I was taken through the first level, where tracks are laid to allow carts to be pushed over, and so every now and again we would have to find a niche to hold in whilst one of the 1.5 tonne fully loaded bucket-on-tracks was pushed past. Only the main level had this, everything else was hauled up or down to it by electric/hand winch, and wheel barrow. It was incredibly inteesting being taken through the warren of tunnles, and up and down the rickity ladders, probing the depths of the plkace. This particular mine was home to 14 collectives, each extening their territory by 1m/day - they are still hollowing the monolith out! We went down several levels, and Jose introduced me to som,e of his old mining buds, and prompted me to part with the last of my gifts - the alcohol. They invited us to share it with them, and so in an impromptu half an hour break, we shared cap fulls of the fire water, asking each other questions through Jose. Yet another surreal experience. With each capful, we spilled a couple of splashed on the ground, for Pachamama, the earth goddess to which the miners worship. This emptied the bottle much faster, but I was pretty pleased about that, considering we had about 60m of laddrs to climb back up!
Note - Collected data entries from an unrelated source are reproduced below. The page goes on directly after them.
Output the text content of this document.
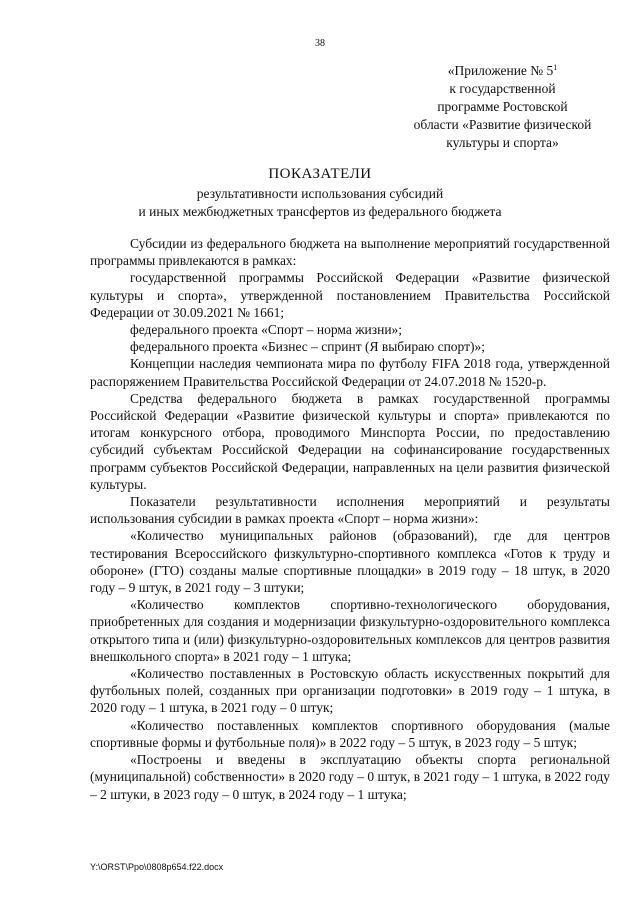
38
«Приложение № $5^1$
к государственной
программе Ростовской
области «Развитие физической
культуры и спорта»
ПОКАЗАТЕЛИ
результативности использования субсидий
и иных межбюджетных трансфертов из федерального бюджета

Субсидии из федерального бюджета на выполнение мероприятий государственной программы привлекаются в рамках:

государственной программы Российской Федерации «Развитие физической культуры и спорта», утвержденной постановлением Правительства Российской Федерации от 30.09.2021 № 1661;

федерального проекта «Спорт – норма жизни»;

федерального проекта «Бизнес – спринт (Я выбираю спорт)»;

Концепции наследия чемпионата мира по футболу FIFA 2018 года, утвержденной распоряжением Правительства Российской Федерации от 24.07.2018 № 1520-р.

Средства федерального бюджета в рамках государственной программы Российской Федерации «Развитие физической культуры и спорта» привлекаются по итогам конкурсного отбора, проводимого Минспорта России, по предоставлению субсидий субъектам Российской Федерации на софинансирование государственных программ субъектов Российской Федерации, направленных на цели развития физической культуры.

Показатели результативности исполнения мероприятий и результаты использования субсидии в рамках проекта «Спорт – норма жизни»:

«Количество муниципальных районов (образований), где для центров тестирования Всероссийского физкультурно-спортивного комплекса «Готов к труду и обороне» (ГТО) созданы малые спортивные площадки» в 2019 году – 18 штук, в 2020 году – 9 штук, в 2021 году – 3 штуки;

«Количество комплектов спортивно-технологического оборудования, приобретенных для создания и модернизации физкультурно-оздоровительного комплекса открытого типа и (или) физкультурно-оздоровительных комплексов для центров развития внешкольного спорта» в 2021 году – 1 штука;

«Количество поставленных в Ростовскую область искусственных покрытий для футбольных полей, созданных при организации подготовки» в 2019 году – 1 штука, в 2020 году – 1 штука, в 2021 году – 0 штук;

«Количество поставленных комплектов спортивного оборудования (малые спортивные формы и футбольные поля)» в 2022 году – 5 штук, в 2023 году – 5 штук;

«Построены и введены в эксплуатацию объекты спорта региональной (муниципальной) собственности» в 2020 году – 0 штук, в 2021 году – 1 штука, в 2022 году – 2 штуки, в 2023 году – 0 штук, в 2024 году – 1 штука;

Y:\ORST\Ppo\0808p654.f22.docx
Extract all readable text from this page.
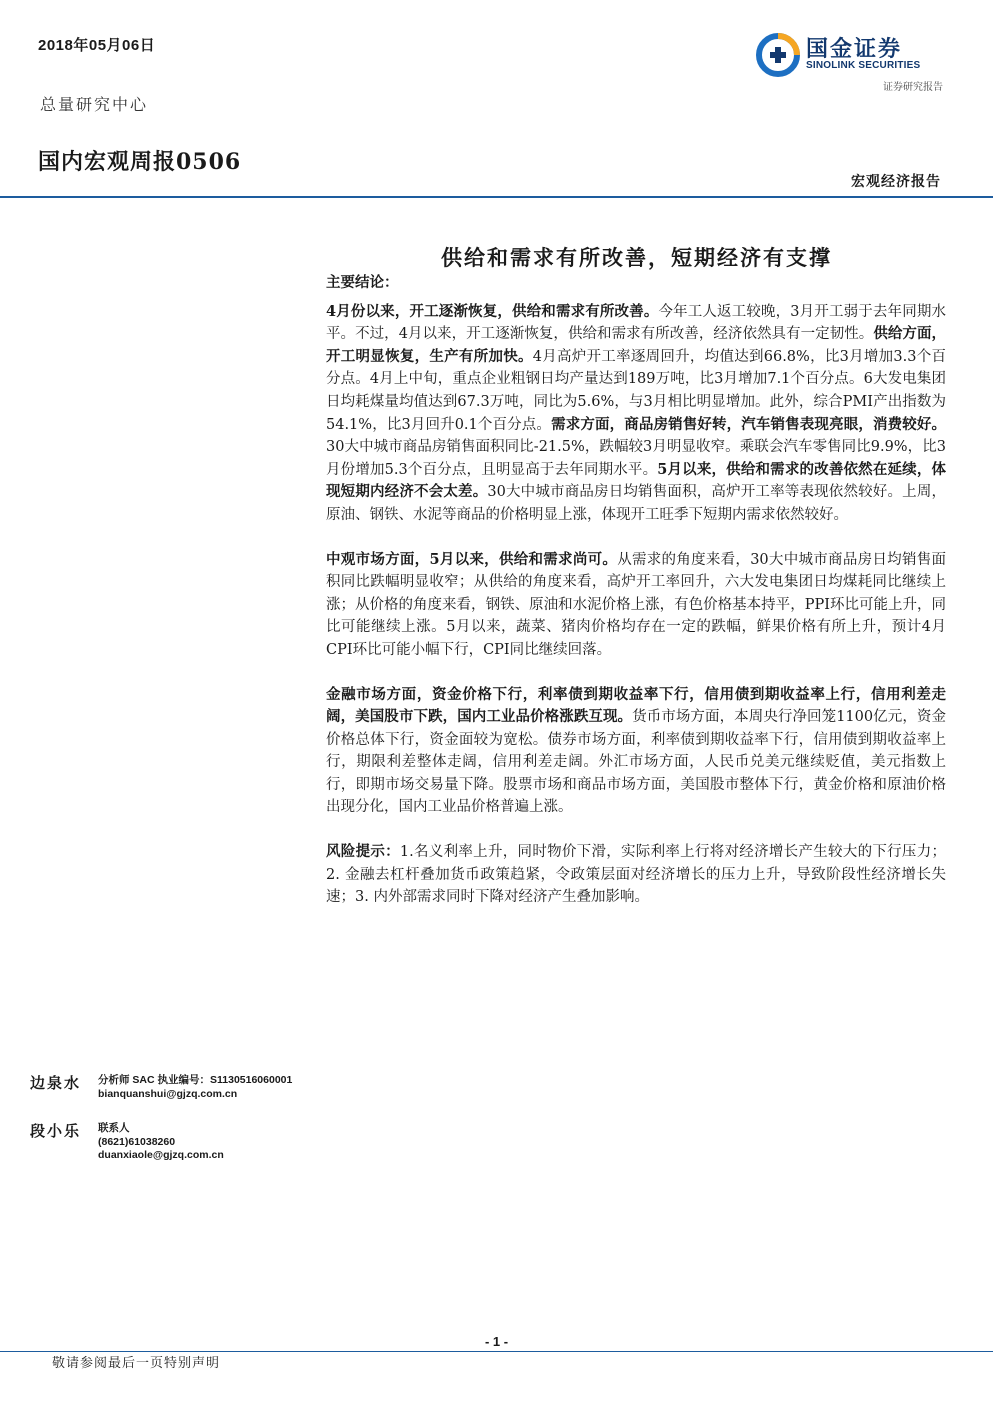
2018年05月06日
总量研究中心
国内宏观周报0506
国金证券
SINOLINK SECURITIES
证券研究报告
宏观经济报告
供给和需求有所改善，短期经济有支撑
主要结论：

4月份以来，开工逐渐恢复，供给和需求有所改善。今年工人返工较晚，3月开工弱于去年同期水平。不过，4月以来，开工逐渐恢复，供给和需求有所改善，经济依然具有一定韧性。供给方面，开工明显恢复，生产有所加快。4月高炉开工率逐周回升，均值达到66.8%，比3月增加3.3个百分点。4月上中旬，重点企业粗钢日均产量达到189万吨，比3月增加7.1个百分点。6大发电集团日均耗煤量均值达到67.3万吨，同比为5.6%，与3月相比明显增加。此外，综合PMI产出指数为54.1%，比3月回升0.1个百分点。需求方面，商品房销售好转，汽车销售表现亮眼，消费较好。30大中城市商品房销售面积同比-21.5%，跌幅较3月明显收窄。乘联会汽车零售同比9.9%，比3月份增加5.3个百分点，且明显高于去年同期水平。5月以来，供给和需求的改善依然在延续，体现短期内经济不会太差。30大中城市商品房日均销售面积，高炉开工率等表现依然较好。上周，原油、钢铁、水泥等商品的价格明显上涨，体现开工旺季下短期内需求依然较好。

中观市场方面，5月以来，供给和需求尚可。从需求的角度来看，30大中城市商品房日均销售面积同比跌幅明显收窄；从供给的角度来看，高炉开工率回升，六大发电集团日均煤耗同比继续上涨；从价格的角度来看，钢铁、原油和水泥价格上涨，有色价格基本持平，PPI环比可能上升，同比可能继续上涨。5月以来，蔬菜、猪肉价格均存在一定的跌幅，鲜果价格有所上升，预计4月CPI环比可能小幅下行，CPI同比继续回落。

金融市场方面，资金价格下行，利率债到期收益率下行，信用债到期收益率上行，信用利差走阔，美国股市下跌，国内工业品价格涨跌互现。货币市场方面，本周央行净回笼1100亿元，资金价格总体下行，资金面较为宽松。债券市场方面，利率债到期收益率下行，信用债到期收益率上行，期限利差整体走阔，信用利差走阔。外汇市场方面，人民币兑美元继续贬值，美元指数上行，即期市场交易量下降。股票市场和商品市场方面，美国股市整体下行，黄金价格和原油价格出现分化，国内工业品价格普遍上涨。

风险提示：1.名义利率上升，同时物价下滑，实际利率上行将对经济增长产生较大的下行压力；2. 金融去杠杆叠加货币政策趋紧，令政策层面对经济增长的压力上升，导致阶段性经济增长失速；3. 内外部需求同时下降对经济产生叠加影响。

边泉水 分析师 SAC 执业编号：S1130516060001
bianquanshui@gjzq.com.cn
段小乐 联系人
(8621)61038260
duanxiaole@gjzq.com.cn
- 1 -
敬请参阅最后一页特别声明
I was shown one last thing before we left, Tio, the devil. Now in Andean mythology, unlike Wesern, no God is inherently good or evil - they have the capacity to do both. So when the Spaniards introduced the effigy to the Mita, as a way of trying to scare them into work, they were surprised to descover that gifts were still beigng made to it. Now these gifts are coca leaves, cigarettes and alcohol - all of which are left by one miner, then a couple of dys later 'shared´ by another - and indeed we did find a half empty bottle of long flat fizzy dink-alcohol mix, to which Jose said we both must drink.

Surely alcohol has something to do with the 100 or so deaths each year in these mines!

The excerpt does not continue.